Foram necessários apenas dois dias para que o Partido Socialista (PS), regozijando da sua maioria absoluta, divulgasse a Avaliação Ambiental Estratégica do Programa de Prospecção e Pesquisa (PPP) de Lítio, anunciando que iria avançar com um concurso público internacional para seis áreas. As áreas a concurso – Seixoso-Vieiros, Massueime e quatro áreas na região de Guarda-Mangualde – abrangem 22 concelhos, onde habitam cerca de 660 mil pessoas. O PS coloca, assim, uma área de 1495 quilómetros quadrados e as suas gentes à venda, num golpe que relembra a assinatura dos 14 contratos de concessão mineira, um dia após o chumbo do Orçamento de Estado.
Uma vez mais, o PS aprova estes projectos demonstrando total desprezo pelas vontades das comunidades locais, que se têm mobilizado nas ruas e se serviram dos mecanismos estatais para ampliar as suas vozes. De facto, a consulta pública do PPP foi particularmente participada, tendo recebido mais de 1400 contribuições. Embora não tenhamos forma de o saber, podemos supor que a larga maioria corresponde a vozes descontentes, visto que as contestações populares aos projectos mineiros têm crescido a passos largos. O governo, ao desdenhar por completo esta “consulta pública”, demonstra que este tipo de instrumentos não passam de uma mera fachada procedimental.
Os truques de magia deste governo são, não obstante, bastante sofisticados: algumas das áreas inicialmente contempladas no PPP foram excluídas devido a “restrições ambientais”, fazendo a população crer que estes instrumentos cumprem o seu papel. No caso do PPP, as áreas “Arga” e “Segura” (curiosamente governadas pelo PS) ficaram fora do concurso porque, segundo Matos Fernandes, a primeira será classificada como Área Protegida e a segunda passará pelos limites da Zona de Protecção Especial do Tejo Internacional. Ora, é curioso que o ministro do Ambiente revele essas preocupações quando, sob a sua alçada, foram aprovados os contratos de exploração das minas do Barroso, do Romano e da Borralha, que se encontram, respectivamente, em Património Agrícola Mundial e na Reserva da Biosfera Transfronteiriça Gerês/Xurês. Foi também sob a sua tutela que se autorizaram inúmeros pedidos – ou mesmo contratos – em parques naturais, zonas de protecção especial, zonas de reservas agrícolas ou de património arqueológico.

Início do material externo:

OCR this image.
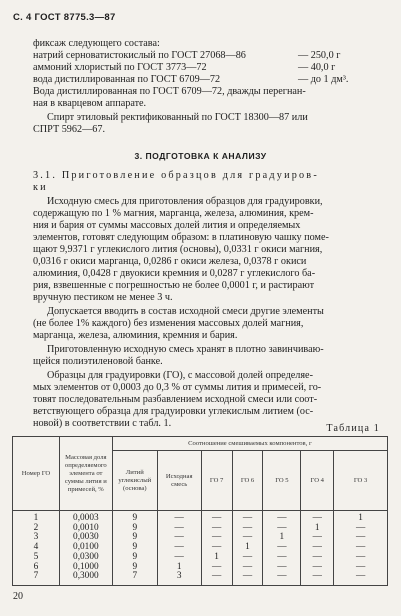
С. 4 ГОСТ 8775.3—87
фиксаж следующего состава:
натрий серноватистокислый по ГОСТ 27068—86	— 250,0 г
аммоний хлористый по ГОСТ 3773—72	— 40,0 г
вода дистиллированная по ГОСТ 6709—72	— до 1 дм³.
Вода дистиллированная по ГОСТ 6709—72, дважды перегнан-
ная в кварцевом аппарате.
Спирт этиловый ректификованный по ГОСТ 18300—87 или
СПРТ 5962—67.
3. ПОДГОТОВКА К АНАЛИЗУ
3.1. Приготовление образцов для градуиров-
ки
Исходную смесь для приготовления образцов для градуировки,
содержащую по 1 % магния, марганца, железа, алюминия, крем-
ния и бария от суммы массовых долей лития и определяемых
элементов, готовят следующим образом: в платиновую чашку поме-
щают 9,9371 г углекислого лития (основы), 0,0331 г окиси магния,
0,0316 г окиси марганца, 0,0286 г окиси железа, 0,0378 г окиси
алюминия, 0,0428 г двуокиси кремния и 0,0287 г углекислого ба-
рия, взвешенные с погрешностью не более 0,0001 г, и растирают
вручную пестиком не менее 3 ч.
Допускается вводить в состав исходной смеси другие элементы
(не более 1% каждого) без изменения массовых долей магния,
марганца, железа, алюминия, кремния и бария.
Приготовленную исходную смесь хранят в плотно завинчиваю-
щейся полиэтиленовой банке.
Образцы для градуировки (ГО), с массовой долей определяе-
мых элементов от 0,0003 до 0,3 % от суммы лития и примесей, го-
товят последовательным разбавлением исходной смеси или соот-
ветствующего образца для градуировки углекислым литием (ос-
новой) в соответствии с табл. 1.	Таблица 1
Номер ГО	Массовая доля определяемого элемента от суммы лития и примесей, %	Соотношение смешиваемых компонентов, г						
		Литий углекислый (основа)	Исходная смесь	ГО 7	ГО 6	ГО 5	ГО 4	ГО 3
1	0,0003	9	—	—	—	—	—	1
2	0,0010	9	—	—	—	—	1	—
3	0,0030	9	—	—	—	1	—	—
4	0,0100	9	—	—	1	—	—	—
5	0,0300	9	—	1	—	—	—	—
6	0,1000	9	1	—	—	—	—	—
7	0,3000	7	3	—	—	—	—	—
20
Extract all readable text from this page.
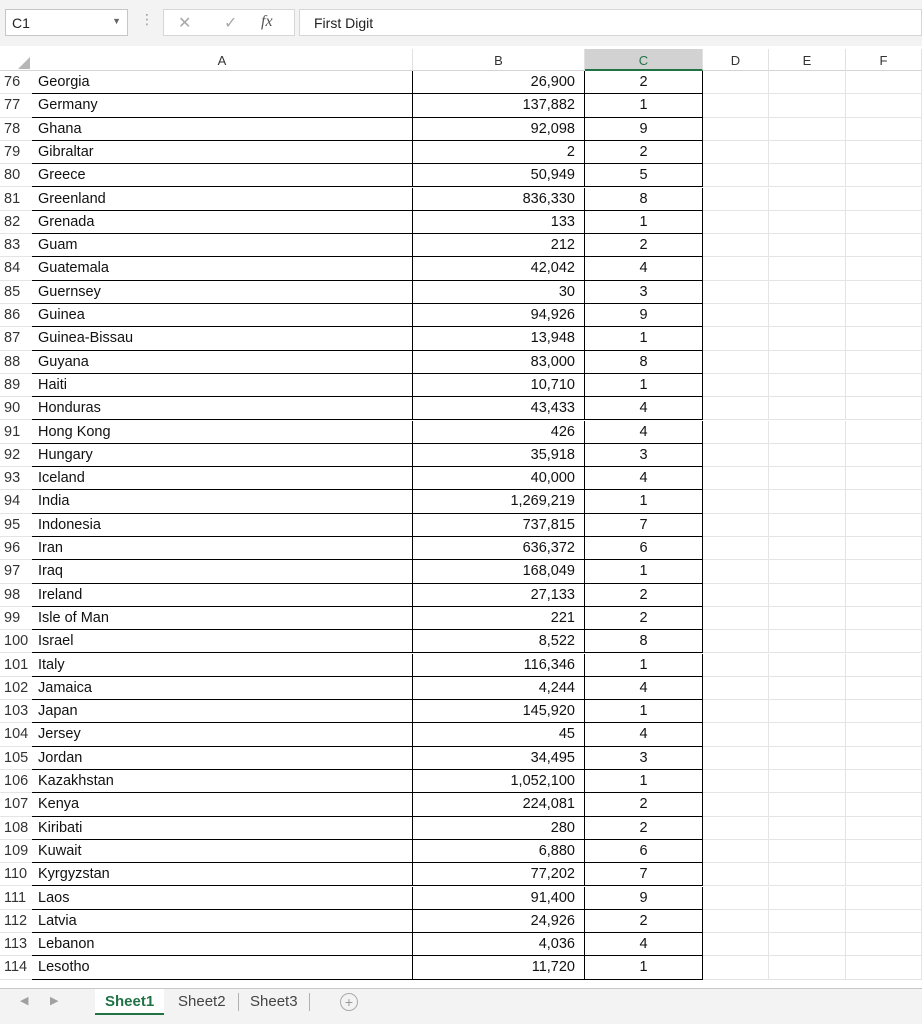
C1	▼ ⋮ ✕ ✓ fx	First Digit
A	B	C	D	E	F
76	Georgia	26,900	2
77	Germany	137,882	1
78	Ghana	92,098	9
79	Gibraltar	2	2
80	Greece	50,949	5
81	Greenland	836,330	8
82	Grenada	133	1
83	Guam	212	2
84	Guatemala	42,042	4
85	Guernsey	30	3
86	Guinea	94,926	9
87	Guinea-Bissau	13,948	1
88	Guyana	83,000	8
89	Haiti	10,710	1
90	Honduras	43,433	4
91	Hong Kong	426	4
92	Hungary	35,918	3
93	Iceland	40,000	4
94	India	1,269,219	1
95	Indonesia	737,815	7
96	Iran	636,372	6
97	Iraq	168,049	1
98	Ireland	27,133	2
99	Isle of Man	221	2
100 Israel	8,522	8
101 Italy	116,346	1
102 Jamaica	4,244	4
103 Japan	145,920	1
104 Jersey	45	4
105 Jordan	34,495	3
106 Kazakhstan	1,052,100	1
107 Kenya	224,081	2
108 Kiribati	280	2
109 Kuwait	6,880	6
110 Kyrgyzstan	77,202	7
111 Laos	91,400	9
112 Latvia	24,926	2
113 Lebanon	4,036	4
114 Lesotho	11,720	1
◀ ▶	Sheet1	Sheet2	Sheet3	+
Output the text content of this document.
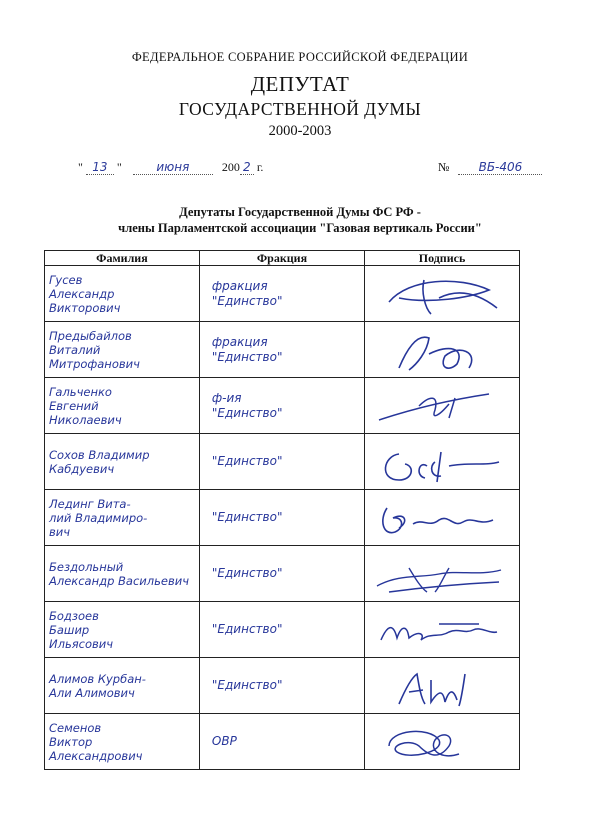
ФЕДЕРАЛЬНОЕ СОБРАНИЕ РОССИЙСКОЙ ФЕДЕРАЦИИ
ДЕПУТАТ
ГОСУДАРСТВЕННОЙ ДУМЫ
2000-2003
" 13 "	июня	200 2 г.	№ ВБ-406
Депутаты Государственной Думы ФС РФ -
члены Парламентской ассоциации "Газовая вертикаль России"
Фамилия	Фракция	Подпись

Гусев
Александр
Викторович	фракция
"Единство"

Предыбайлов
Виталий
Митрофанович	фракция
"Единство"

Гальченко
Евгений
Николаевич	ф-ия
"Единство"

Сохов Владимир
Кабдуевич	"Единство"

Лединг Вита-
лий Владимиро-
вич	"Единство"

Бездольный
Александр Васильевич	"Единство"

Бодзоев
Башир
Ильясович	"Единство"

Алимов Курбан-
Али Алимович	"Единство"

Семенов
Виктор
Александрович	ОВР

A corrida ao minério deste governo não olha a meios nem a fins: ignora os gritos das populações, que serão directamente impactadas pelos mega projectos aos quais se opõem; despreza as vozes das associações ambientalistas, que têm alertado para os perigos ecológicos da mineração; e desconsidera as reticências expressas pelos próprios órgãos estatais, que reconhecem que as actividades mineiras acarretam “efeitos nefastos” para a fauna, a flora e o tecido socioeconómico das regiões afectadas.
O avanço do PPP de Lítio é uma má notícia para todas as pessoas que se preocupam com o futuro do país e do planeta. Nos próximos 60 dias, o governo abrirá um concurso para atribuição de direitos de prospecção e pesquisa de minerais, que, na prática, significa leiloar parte do território, deixando o preço ser ditado pelas mãos especulativas dos mercados. Poder-se-ia dizer que esta fase tem como objectivo conhecer o território, mas sabemos que, sistematicamente, a prospecção abre portas à exploração. Por que outra razão, aliás, investiriam as empresas mineiras milhões de euros nesta fase para depois não avançarem? Podemos, por isso, considerar que o avanço deste concurso alargará a já longa fronteira extractivista de Portugal: estes 149.500 hectares que agora se colocam à venda somam-se aos milhares já vendidos (correspondentes aos 12 contratos de exploração mineira activos e ao contrato de prospecção e pesquisa para a Mina de Circo). Como nos mostra o Mapa do Minério, a corrida extractivista não se cinge ao lítio nem pára por aqui: quase um quarto de Portugal está ameaçado por esta devassa ambiental.
Perante a falta de transparência do governo e da sua indiferença pelas comunidades locais, urge apoiar estas populações, mobilizando-nos pela defesa dos territórios. Com toda a legitimidade, estas populações reivindicam o direito a dizer “não!” aos projectos mineiros que ameaçam destruir postos de trabalho, esventrar os montes e as serras e contaminar os solos e as águas. Não sejamos cúmplices da falsa retórica segundo a qual abrir minas a céu aberto solucionará a crise demográfica do interior e a crise climática do planeta. Agora, mais do que nunca, é imperativo travar as acções destrutivas de quem nos governa e apoiar as populações em luta pela vida.